A Mongolian candy producer upgraded key production equipment, replacing inefficient and outdated machinery. The old machines regularly shut down unexpectedly, severely interrupting the production processes.  This caused delays on the one hand but also resulted in problems regarding product stability and quality.  As high-quality standards are of utmost importance to this company, the decision to replace the old machinery was made quickly.

The investment was financed through a US$ 56,300 loan, from the EBRD’s sustainable energy credit line. The new machine is 78% more efficient than the old one, partly due to the high efficiency motors and variable speed drives, which are part of the new machine. In addition to the new machine, the company also significantly optimized its production layout, resulting in time and quality improvements.
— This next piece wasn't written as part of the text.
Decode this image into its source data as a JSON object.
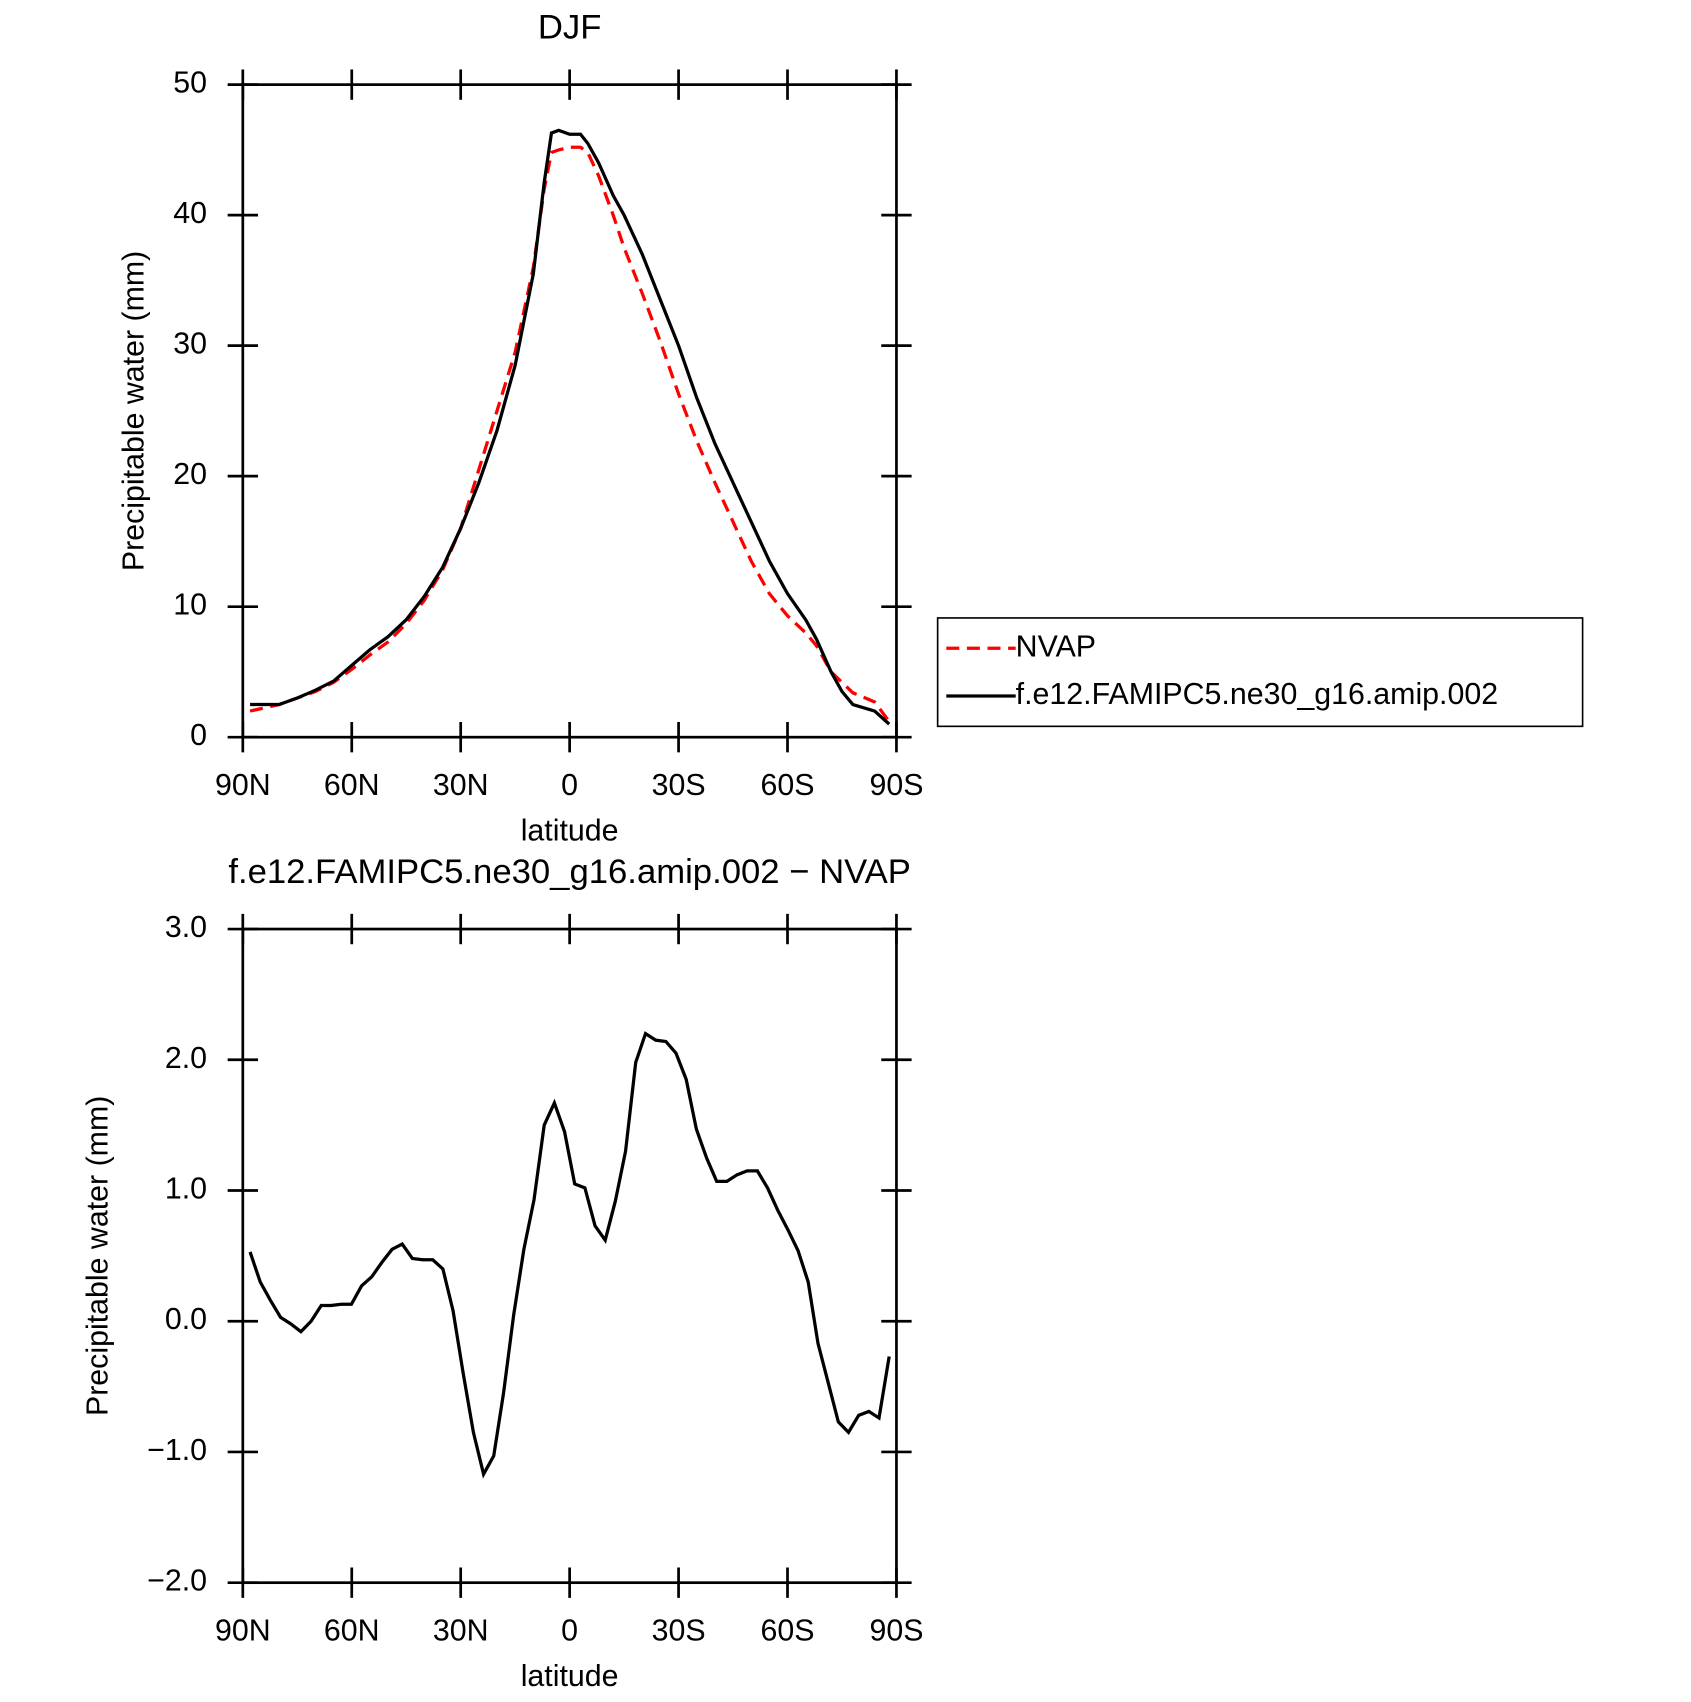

The energy savings generate cost savings of US$ 9,400 per year!

This project was financed and implemented under EBRD’s MonSEFF facility. MonSEFF is a predecessor of the Green Economy Financing Facility (GEFF) Mongolia. GEFF Mongolia was developed by the European Bank for Reconstruction and Development (EBRD) and is supported by the Green Climate Fund and the Japan-EBRD Cooperation Fund.